Anti-smoking advocates are cheering moves like those in New York. But others worry it’s a slippery slope. Already, some cities are hiking taxes on sugary sodas, in part to help discourage their consumption. Could banning coupons for soda – or ensuring that soda coupons are not made available to non-soda drinkers – be next? What about banning coupons for anything that’s not considered good for you?

Most health advocates would argue that tobacco is in a class by itself, and anything to discourage people from starting to smoke is worth it. According to the Centers for Disease Control, cigarette smoking is directly responsible for more than 480,000 deaths per year in the United States. So coupons may work – but in the case of tobacco coupons, they might just work too well.

2 Comments

  1. Seriously??? It must’ve been a slow news day in the world of couponing to dream this theory up.
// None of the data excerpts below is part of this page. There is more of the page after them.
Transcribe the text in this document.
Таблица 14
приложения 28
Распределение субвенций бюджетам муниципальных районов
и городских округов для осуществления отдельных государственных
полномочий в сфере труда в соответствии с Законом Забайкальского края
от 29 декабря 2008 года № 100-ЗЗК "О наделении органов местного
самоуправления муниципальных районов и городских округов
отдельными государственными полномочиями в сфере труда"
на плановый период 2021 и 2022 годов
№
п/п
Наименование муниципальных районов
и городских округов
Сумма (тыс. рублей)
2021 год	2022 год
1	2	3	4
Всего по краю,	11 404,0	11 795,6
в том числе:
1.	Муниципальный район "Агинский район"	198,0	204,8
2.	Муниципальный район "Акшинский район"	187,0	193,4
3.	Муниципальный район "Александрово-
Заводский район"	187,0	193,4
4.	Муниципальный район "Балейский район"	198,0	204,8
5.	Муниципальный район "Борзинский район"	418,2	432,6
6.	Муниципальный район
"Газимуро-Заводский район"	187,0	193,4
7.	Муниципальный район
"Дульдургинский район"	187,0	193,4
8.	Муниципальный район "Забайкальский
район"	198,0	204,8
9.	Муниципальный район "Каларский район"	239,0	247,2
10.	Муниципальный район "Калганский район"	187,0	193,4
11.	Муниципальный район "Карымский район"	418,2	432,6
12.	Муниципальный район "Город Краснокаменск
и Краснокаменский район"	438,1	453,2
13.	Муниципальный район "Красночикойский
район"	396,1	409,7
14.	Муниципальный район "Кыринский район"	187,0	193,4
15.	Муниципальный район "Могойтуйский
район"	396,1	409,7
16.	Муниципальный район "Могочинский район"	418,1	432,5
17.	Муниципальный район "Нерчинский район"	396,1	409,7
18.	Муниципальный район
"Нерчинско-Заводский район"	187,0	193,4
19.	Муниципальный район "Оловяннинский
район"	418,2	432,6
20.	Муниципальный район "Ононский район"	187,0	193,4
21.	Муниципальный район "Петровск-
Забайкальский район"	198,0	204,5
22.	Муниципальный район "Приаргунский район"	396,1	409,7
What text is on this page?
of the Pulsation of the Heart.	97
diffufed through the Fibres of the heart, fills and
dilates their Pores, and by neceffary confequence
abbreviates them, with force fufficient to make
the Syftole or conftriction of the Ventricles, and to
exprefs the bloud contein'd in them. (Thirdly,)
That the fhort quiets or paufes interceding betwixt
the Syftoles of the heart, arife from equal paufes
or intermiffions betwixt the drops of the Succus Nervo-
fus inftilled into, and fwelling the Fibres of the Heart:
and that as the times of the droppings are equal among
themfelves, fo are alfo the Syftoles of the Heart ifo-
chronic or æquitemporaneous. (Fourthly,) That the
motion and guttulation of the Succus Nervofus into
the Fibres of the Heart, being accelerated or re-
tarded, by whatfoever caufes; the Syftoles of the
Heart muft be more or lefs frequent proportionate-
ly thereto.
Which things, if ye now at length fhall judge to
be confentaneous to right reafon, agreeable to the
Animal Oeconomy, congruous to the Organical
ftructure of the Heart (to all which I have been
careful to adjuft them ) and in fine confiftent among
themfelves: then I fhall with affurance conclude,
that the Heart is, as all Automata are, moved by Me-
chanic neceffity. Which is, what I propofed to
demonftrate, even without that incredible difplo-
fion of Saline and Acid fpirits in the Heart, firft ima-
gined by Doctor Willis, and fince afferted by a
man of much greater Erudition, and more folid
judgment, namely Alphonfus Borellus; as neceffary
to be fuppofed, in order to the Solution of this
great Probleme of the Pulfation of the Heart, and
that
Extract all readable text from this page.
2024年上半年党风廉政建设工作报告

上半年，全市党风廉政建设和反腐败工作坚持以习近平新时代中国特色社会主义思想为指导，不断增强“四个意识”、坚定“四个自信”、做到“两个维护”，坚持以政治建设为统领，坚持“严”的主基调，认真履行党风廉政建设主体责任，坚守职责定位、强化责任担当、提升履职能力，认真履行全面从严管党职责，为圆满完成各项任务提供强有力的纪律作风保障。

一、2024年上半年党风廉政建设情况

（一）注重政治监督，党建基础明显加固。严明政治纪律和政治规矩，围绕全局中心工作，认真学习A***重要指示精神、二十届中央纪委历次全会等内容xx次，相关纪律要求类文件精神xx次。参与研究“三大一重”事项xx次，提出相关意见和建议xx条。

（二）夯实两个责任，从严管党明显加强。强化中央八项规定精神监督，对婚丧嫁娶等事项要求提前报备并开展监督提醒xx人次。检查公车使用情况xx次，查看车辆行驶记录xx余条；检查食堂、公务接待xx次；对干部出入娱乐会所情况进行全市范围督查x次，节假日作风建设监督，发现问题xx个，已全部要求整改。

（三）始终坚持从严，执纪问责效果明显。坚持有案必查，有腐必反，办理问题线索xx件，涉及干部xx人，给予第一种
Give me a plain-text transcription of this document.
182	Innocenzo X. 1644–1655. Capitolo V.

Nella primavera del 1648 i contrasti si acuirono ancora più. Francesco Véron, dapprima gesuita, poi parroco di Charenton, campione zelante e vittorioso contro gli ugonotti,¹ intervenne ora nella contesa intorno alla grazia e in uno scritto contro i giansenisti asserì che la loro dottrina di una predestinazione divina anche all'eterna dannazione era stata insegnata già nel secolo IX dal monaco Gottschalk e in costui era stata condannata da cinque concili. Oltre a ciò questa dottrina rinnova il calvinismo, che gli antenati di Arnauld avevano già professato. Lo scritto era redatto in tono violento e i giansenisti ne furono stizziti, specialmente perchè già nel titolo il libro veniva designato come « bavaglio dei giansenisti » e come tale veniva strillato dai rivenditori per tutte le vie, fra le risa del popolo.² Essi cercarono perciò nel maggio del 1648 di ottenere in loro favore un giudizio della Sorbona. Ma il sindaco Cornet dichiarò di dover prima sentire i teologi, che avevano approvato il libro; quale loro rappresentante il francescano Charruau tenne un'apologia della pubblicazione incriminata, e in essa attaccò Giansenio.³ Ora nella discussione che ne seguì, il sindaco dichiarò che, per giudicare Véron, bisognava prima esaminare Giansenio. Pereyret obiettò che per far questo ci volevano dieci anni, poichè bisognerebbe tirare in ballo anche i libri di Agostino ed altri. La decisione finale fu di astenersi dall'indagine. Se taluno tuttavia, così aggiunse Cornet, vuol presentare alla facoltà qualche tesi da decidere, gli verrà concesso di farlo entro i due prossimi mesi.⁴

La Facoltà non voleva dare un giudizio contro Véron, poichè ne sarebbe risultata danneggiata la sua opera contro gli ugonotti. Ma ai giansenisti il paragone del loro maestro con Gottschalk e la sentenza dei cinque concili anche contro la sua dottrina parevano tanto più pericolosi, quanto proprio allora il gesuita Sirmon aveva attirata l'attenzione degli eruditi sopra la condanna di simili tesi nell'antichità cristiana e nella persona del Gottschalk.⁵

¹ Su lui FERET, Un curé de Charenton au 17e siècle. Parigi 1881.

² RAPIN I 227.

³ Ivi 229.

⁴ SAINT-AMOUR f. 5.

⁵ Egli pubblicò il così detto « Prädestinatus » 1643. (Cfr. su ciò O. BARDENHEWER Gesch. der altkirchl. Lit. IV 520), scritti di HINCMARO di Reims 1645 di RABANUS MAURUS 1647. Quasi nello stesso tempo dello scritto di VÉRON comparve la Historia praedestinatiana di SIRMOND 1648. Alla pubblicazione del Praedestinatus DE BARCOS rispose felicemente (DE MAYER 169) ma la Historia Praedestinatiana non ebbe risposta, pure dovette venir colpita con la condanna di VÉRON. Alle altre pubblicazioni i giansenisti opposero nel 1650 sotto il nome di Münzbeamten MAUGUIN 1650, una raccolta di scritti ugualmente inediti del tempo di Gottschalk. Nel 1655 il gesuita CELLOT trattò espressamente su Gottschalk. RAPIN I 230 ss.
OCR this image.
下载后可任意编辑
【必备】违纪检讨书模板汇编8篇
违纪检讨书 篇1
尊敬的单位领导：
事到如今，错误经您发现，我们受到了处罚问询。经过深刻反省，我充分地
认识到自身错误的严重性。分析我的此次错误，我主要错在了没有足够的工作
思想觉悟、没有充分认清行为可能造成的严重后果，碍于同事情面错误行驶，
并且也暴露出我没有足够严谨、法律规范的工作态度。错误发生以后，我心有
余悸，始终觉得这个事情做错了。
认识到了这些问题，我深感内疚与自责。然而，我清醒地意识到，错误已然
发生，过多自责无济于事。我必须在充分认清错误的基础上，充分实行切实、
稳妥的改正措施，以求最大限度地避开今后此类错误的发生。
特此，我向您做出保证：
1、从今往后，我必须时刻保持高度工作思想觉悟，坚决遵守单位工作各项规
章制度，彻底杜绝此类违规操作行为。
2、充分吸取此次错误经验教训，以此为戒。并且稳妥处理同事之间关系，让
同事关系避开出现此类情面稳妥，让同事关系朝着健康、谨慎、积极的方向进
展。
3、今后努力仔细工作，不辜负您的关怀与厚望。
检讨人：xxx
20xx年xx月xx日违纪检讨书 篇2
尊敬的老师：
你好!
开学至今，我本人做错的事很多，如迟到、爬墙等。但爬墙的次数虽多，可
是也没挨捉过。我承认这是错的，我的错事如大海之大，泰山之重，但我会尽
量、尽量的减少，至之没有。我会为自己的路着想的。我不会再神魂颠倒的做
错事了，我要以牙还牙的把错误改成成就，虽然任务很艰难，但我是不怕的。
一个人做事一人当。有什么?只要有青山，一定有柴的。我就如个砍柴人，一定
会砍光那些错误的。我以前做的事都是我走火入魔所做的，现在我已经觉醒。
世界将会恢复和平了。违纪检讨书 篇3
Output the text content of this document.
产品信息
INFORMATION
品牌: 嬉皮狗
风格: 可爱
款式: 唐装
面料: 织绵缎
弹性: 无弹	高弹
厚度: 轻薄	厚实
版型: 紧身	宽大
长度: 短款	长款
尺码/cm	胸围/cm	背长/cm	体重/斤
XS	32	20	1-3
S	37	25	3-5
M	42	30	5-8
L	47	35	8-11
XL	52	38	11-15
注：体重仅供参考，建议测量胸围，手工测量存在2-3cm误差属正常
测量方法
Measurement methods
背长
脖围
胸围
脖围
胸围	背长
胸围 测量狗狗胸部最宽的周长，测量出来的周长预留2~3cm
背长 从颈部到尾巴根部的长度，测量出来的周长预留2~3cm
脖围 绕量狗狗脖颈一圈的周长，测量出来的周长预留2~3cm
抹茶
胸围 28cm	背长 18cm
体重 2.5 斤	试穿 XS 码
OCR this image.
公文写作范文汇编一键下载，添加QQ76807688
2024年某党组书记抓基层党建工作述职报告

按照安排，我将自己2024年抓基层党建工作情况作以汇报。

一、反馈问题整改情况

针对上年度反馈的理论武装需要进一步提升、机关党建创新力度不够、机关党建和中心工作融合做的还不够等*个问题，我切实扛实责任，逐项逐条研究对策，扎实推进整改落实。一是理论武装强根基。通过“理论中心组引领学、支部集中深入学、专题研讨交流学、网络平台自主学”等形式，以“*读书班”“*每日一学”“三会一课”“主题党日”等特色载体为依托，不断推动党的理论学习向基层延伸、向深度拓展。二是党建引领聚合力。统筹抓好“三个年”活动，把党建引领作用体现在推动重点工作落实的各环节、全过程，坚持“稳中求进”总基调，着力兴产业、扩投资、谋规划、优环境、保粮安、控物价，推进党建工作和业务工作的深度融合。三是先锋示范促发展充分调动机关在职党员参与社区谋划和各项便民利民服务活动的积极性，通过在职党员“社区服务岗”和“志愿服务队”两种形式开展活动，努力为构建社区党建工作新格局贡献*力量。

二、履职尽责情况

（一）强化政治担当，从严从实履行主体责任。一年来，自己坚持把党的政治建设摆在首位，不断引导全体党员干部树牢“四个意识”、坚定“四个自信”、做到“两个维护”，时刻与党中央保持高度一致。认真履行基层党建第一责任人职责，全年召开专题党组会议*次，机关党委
    A $1 or $1.50 coupon will NOT get people to start smoking when the price of a pack of cigarettes in places like NY where the price of a pack is going up to $10.50.

    Unless, of course, one is a complete and total moron. Or a lemming…

    • The coupons shown aren’t necessarily the ones referenced in the study – the study didn’t (and probably should have) specified the value of the coupons sent to consumers. They may very well have been “free” coupons.

      But this is the theory they came up with, CITN is just the messenger. Slow news day in the world of couponing? Yup.